Cup of Coffee

Sip and Snack All Day? Risk Tooth Decay

Do you sip on soda, sport drinks, coffee or tea with milk and sugar all day? Do you suck on breath mints or candy? Do you snack all day instead of eating meals? When you are tired, do you grab a soda, energy or sports drink? Do you drink fruit juices including 100% juice? If you answered yes to any of these questions, you may be more susceptible to cavities.

Sugar in your favorite beverages

Tap Water: 1 cup: 0 grams of sugar

Sweet Tea: 1 cup: 12 grams of sugar

Energy Drink: 1 can: 25 grams of sugar

Regular Sports Drink: 1 bottle: 30 grams of sugar

Regular Soda: 1 can: 33 grams of sugar

Fruit Smoothie with Yogurt: 1 cup: 34 grams of sugar

Blended Cold Cappuccino Drink: 1 medium/grande: 44 grams of sugar

Frequency and time of exposure of certain food choices can lead to tooth erosion and cavities. A steady supply or sugary food and drinks can damage your teeth. Even healthy snacks like dried fruits and oranges can raise your risk of erosion and cavities.

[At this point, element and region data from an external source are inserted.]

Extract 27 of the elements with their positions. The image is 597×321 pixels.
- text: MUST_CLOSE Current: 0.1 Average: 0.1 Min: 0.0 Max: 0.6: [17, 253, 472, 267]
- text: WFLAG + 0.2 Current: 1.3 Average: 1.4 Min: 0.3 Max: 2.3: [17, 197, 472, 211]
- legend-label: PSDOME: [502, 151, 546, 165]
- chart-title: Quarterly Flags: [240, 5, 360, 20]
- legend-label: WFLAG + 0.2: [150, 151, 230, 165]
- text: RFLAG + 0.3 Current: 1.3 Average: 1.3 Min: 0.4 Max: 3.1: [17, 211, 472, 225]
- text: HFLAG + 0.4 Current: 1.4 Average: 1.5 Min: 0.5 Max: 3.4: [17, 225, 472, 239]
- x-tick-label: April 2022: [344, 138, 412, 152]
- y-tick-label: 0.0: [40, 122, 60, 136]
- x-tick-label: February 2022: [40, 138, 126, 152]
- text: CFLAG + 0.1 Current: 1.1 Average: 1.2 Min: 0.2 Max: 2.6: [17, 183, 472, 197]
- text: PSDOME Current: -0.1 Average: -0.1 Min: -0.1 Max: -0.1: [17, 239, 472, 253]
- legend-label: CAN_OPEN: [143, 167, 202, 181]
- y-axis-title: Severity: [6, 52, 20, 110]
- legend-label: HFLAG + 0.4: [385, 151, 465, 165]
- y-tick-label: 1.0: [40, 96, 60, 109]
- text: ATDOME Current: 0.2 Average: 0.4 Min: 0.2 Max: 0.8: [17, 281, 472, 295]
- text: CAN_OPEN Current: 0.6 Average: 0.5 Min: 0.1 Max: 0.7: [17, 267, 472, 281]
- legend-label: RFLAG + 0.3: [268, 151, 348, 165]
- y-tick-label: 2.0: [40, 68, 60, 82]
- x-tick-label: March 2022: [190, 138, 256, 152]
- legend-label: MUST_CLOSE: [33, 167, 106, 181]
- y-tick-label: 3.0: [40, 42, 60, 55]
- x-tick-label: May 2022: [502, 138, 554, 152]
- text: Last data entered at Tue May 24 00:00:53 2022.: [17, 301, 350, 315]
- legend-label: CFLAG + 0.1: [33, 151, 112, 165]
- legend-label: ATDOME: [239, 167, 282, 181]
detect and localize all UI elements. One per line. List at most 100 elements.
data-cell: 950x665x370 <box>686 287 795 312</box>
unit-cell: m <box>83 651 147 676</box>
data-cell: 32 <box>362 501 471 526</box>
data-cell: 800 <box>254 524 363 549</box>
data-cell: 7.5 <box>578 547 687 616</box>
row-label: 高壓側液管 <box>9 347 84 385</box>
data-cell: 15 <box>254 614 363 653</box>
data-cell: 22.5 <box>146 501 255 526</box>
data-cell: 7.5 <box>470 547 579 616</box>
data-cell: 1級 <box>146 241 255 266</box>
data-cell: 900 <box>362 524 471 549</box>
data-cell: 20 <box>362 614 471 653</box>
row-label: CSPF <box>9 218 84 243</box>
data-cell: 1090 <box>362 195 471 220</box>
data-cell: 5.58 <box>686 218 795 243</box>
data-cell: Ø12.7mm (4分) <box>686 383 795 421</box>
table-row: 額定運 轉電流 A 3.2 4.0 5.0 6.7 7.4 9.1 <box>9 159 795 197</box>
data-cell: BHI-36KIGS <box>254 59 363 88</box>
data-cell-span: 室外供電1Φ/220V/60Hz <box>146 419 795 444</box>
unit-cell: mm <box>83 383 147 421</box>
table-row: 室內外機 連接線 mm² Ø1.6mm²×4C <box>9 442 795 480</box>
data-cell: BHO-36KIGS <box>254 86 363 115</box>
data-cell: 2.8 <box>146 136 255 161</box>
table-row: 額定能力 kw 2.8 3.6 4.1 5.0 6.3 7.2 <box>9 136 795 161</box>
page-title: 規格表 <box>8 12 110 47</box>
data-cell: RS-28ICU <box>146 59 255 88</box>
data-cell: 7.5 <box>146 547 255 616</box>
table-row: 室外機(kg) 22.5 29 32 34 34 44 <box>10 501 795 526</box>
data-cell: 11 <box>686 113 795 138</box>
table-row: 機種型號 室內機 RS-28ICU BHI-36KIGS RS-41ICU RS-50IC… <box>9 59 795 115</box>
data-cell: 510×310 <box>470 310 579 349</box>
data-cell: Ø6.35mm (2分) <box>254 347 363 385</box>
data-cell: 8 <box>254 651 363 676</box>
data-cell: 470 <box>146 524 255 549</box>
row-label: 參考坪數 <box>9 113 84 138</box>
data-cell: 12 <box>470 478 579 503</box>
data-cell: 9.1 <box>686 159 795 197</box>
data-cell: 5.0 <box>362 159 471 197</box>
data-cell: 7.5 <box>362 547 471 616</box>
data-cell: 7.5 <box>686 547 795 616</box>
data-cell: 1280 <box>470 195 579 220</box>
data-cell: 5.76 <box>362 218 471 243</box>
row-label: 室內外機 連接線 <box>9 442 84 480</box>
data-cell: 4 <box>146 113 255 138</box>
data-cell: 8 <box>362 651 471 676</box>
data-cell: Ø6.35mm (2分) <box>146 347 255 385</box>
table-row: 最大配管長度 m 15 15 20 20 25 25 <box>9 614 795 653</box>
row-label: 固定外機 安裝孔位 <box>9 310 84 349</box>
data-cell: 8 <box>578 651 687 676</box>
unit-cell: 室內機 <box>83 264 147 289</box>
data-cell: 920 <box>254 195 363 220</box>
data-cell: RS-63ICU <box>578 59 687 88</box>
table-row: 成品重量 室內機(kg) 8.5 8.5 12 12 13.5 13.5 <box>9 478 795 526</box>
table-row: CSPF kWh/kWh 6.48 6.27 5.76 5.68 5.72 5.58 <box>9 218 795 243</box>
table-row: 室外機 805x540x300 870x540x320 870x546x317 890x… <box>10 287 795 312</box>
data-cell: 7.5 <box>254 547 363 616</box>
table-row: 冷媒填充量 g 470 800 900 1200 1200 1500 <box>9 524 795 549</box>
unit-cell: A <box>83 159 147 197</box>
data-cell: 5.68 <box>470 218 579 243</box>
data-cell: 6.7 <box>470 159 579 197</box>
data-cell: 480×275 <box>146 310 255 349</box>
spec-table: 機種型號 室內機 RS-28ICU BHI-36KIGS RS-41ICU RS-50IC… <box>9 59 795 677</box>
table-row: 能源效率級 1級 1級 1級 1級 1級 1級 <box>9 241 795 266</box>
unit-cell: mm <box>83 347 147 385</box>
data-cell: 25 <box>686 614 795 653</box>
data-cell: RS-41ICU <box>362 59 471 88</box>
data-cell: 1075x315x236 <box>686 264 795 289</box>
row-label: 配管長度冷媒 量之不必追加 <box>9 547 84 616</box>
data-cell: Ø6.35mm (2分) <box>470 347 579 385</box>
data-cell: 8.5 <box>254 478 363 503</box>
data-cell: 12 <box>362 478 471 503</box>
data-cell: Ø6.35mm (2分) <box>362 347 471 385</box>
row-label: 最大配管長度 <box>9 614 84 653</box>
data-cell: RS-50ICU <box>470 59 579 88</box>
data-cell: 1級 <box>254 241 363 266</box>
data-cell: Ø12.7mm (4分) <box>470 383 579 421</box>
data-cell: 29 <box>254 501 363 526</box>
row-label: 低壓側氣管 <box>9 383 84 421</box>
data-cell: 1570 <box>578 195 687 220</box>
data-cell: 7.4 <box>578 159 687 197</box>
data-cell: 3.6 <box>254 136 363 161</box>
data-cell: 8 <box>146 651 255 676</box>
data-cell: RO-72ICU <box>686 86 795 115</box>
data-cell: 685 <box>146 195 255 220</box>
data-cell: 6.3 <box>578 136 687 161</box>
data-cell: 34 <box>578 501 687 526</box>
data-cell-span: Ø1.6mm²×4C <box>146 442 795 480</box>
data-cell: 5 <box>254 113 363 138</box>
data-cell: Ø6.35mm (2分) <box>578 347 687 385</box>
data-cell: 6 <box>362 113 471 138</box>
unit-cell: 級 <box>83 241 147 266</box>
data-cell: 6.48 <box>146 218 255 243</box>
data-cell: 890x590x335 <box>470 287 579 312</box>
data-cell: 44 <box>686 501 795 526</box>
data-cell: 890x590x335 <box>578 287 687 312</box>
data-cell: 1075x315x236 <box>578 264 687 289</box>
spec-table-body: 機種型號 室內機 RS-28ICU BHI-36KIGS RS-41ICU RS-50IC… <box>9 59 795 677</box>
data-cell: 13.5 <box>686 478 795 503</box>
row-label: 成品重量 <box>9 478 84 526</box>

Plaque is the sticky film of bacteria and food particles that forms on teeth. The bacteria in plaque create acid from eating the sugars found in the food and drink you eat. When you have sugary foods or drinks throughout the day, the enamel of your teeth is exposed to acid attack. Enamel is the hard, outer surface of your teeth. The acid is greatest for up to 20 minutes after eating and drinking. The enamel will eventually wear away from repeated acid exposure to start to create a cavity in the tooth.

A healthy well- balanced diet includes whole fruits and vegetables, whole grains, protein from lean meats, low in saturated fats, sodium and sugar. It may also improve your chances of avoiding diseases like heart disease, diabetes and oral diseases like cavities. Teeth need vitamins, protein, calcium and phosphorous from a healthy diet to be healthy. All sugars can not be avoided. For instance, apples, carrots and milk contain naturally occurring sugars but also contain beneficial vitamins, minerals and nutrients for your body.

You can lower your risk for cavities by avoiding sugary drinks when possible and limiting snacks between meals. If you have sugary foods and drinks, it is best to have them with a meal. Saliva weakens the effects of acid and rinses the food particles from your mouth. Chewing sugarless gum has been shown to increase saliva production and weaken acids thereby reducing cavities. Drinking tap water with fluoride can help prevent cavities. Regular brushing and flossing are part of good oral hygiene routine. Regular visits to the dentist for a check-up and these other measures help reduce your risk for cavities.